ARTIST | EDUCATOR | LEADER
INSTALLATION & PUBLIC WORKS
These installations and commissions designed for public space hold deeply researched, complex, visual narratives. They tell layered stories unbound by linear time: stories that weave together past, present, and future. The dominant shapes—tree foliage, plants, clouds, birds—coupled with cast light and shadow, suggest a dynamic and generous world. Where possible, I use an immersive scale so that viewers can physically and metaphorically locate themselves inside the work.
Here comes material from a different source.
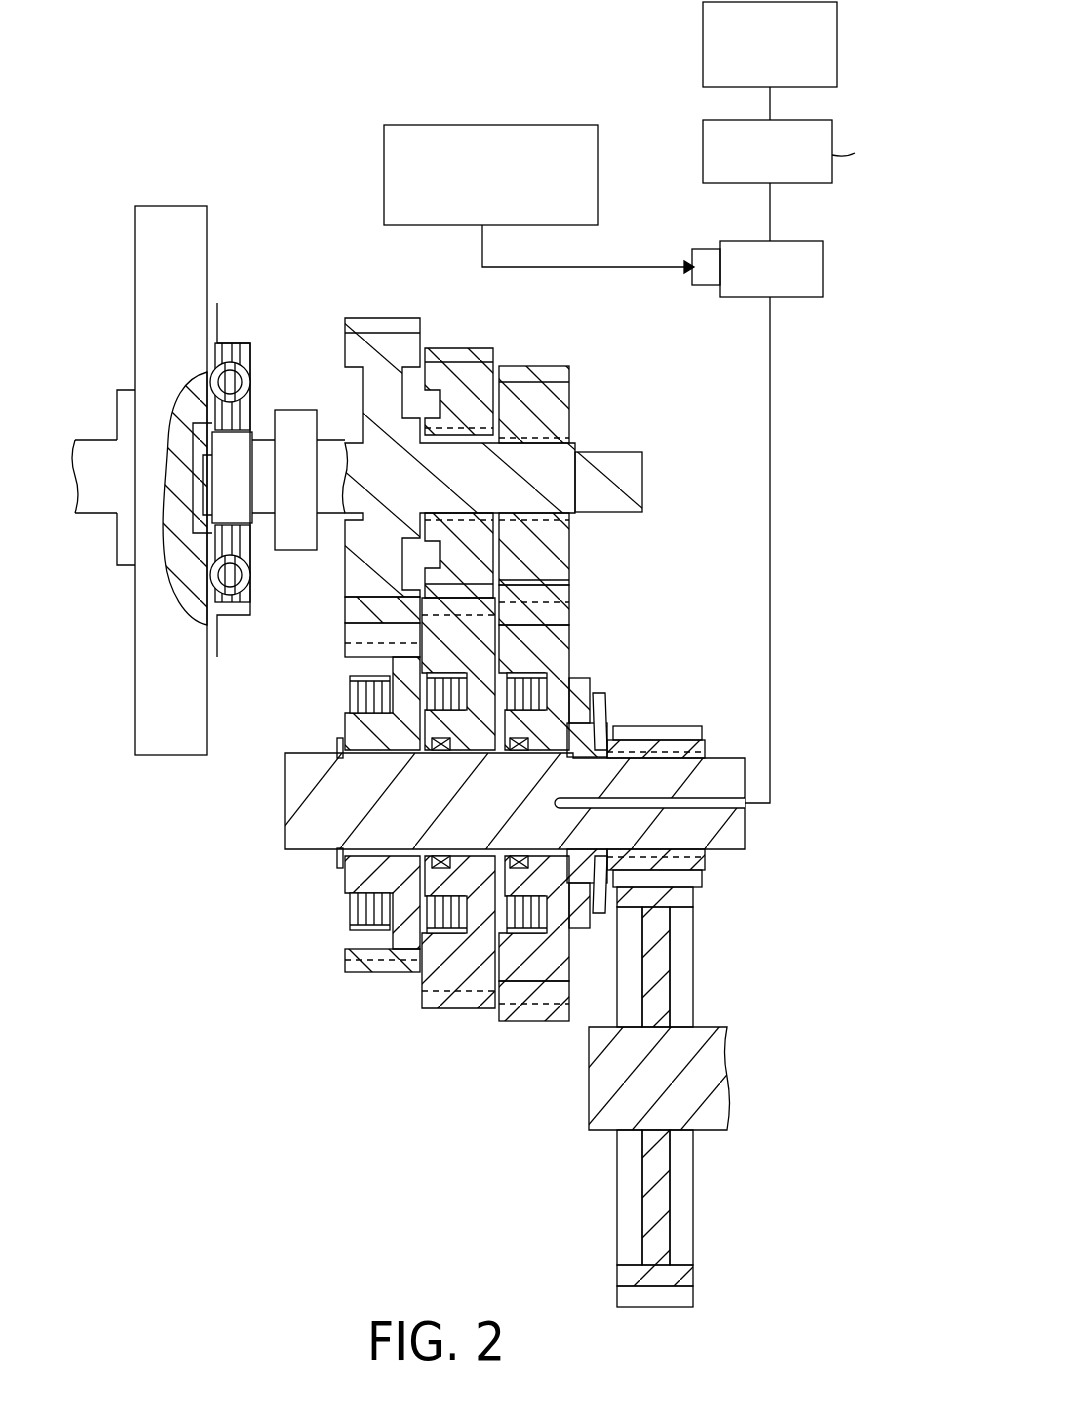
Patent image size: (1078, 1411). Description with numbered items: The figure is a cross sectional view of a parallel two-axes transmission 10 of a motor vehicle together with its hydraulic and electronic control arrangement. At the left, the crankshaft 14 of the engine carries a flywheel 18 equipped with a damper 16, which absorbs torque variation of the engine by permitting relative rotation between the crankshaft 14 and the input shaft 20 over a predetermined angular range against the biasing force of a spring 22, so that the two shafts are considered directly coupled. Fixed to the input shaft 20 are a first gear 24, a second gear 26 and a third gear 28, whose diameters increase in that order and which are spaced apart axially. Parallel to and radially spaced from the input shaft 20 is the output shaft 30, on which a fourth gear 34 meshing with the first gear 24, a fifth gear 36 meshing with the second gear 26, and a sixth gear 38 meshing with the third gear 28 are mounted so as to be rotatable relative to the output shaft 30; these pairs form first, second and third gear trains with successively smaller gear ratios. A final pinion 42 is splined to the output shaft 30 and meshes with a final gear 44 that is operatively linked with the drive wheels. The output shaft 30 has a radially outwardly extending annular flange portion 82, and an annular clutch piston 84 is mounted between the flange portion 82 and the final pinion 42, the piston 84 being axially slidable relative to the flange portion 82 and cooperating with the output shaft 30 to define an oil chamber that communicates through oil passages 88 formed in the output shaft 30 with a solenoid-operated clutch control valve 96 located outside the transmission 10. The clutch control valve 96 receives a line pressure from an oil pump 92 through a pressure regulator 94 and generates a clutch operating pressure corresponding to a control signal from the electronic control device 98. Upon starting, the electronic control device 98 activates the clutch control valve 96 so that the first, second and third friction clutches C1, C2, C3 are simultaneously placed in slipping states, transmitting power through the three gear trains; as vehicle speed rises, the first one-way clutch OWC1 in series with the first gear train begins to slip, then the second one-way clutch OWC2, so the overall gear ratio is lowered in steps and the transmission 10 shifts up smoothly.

In all instances pictured here, Mesoamerican history, forms, belief systems, materials, and/or literature serve as a primary source for my research and a vital inspiration for the work as a whole.
WORKS ON PAPER
Alongside the gathering of words and images, drawing will forever be at the heart of my studio practice. I use it as a question-based assembly, a tool for thinking and for the collecting and assembly of thoughts. It is both inquiry and imagination. A conjuring. Many of my drawings are in sketchbooks, journals, and scraps of paper. Others become short series in and of themselves. In 2015/16, I started drawing on amate, the sacred and ritualistic bark paper from Mexico upon which ancient codices were written. Produced from a species of ficus, amate carries secrets in its DNA, reminding me to be gentle and to treat the skin-like paper as kin. Amate is a physical and conceptual ground where I bring ancestral history into dialogue with the present.
CUT PAPER
Papel picado is a traditional, Mexican decorative craft made by cutting elaborate designs into sheets of tissue paper. There is humility, simplicity, and delight in papel picado. It forever reminds me of my mother, who loved the folkloric México-mágico of her childhood and subsequently shared this love with my sister and me. In this body of work, I innovate on papel picado to depict immersive, fantastical landscapes.
PAINTINGS
My training was as a painter in the tradition of Western European oil painting. We studied Cézanne as the father of modern painting as much as we studied his French and Italian forebears. My work synthesizes formal attributes of this tradition—carefully modeled figures painted from life, or, say, deep pictorial space—with the folkloric colors, patterns, spaces, and bodies of my lived experience. I use painting to summon a lush and generous world of female power.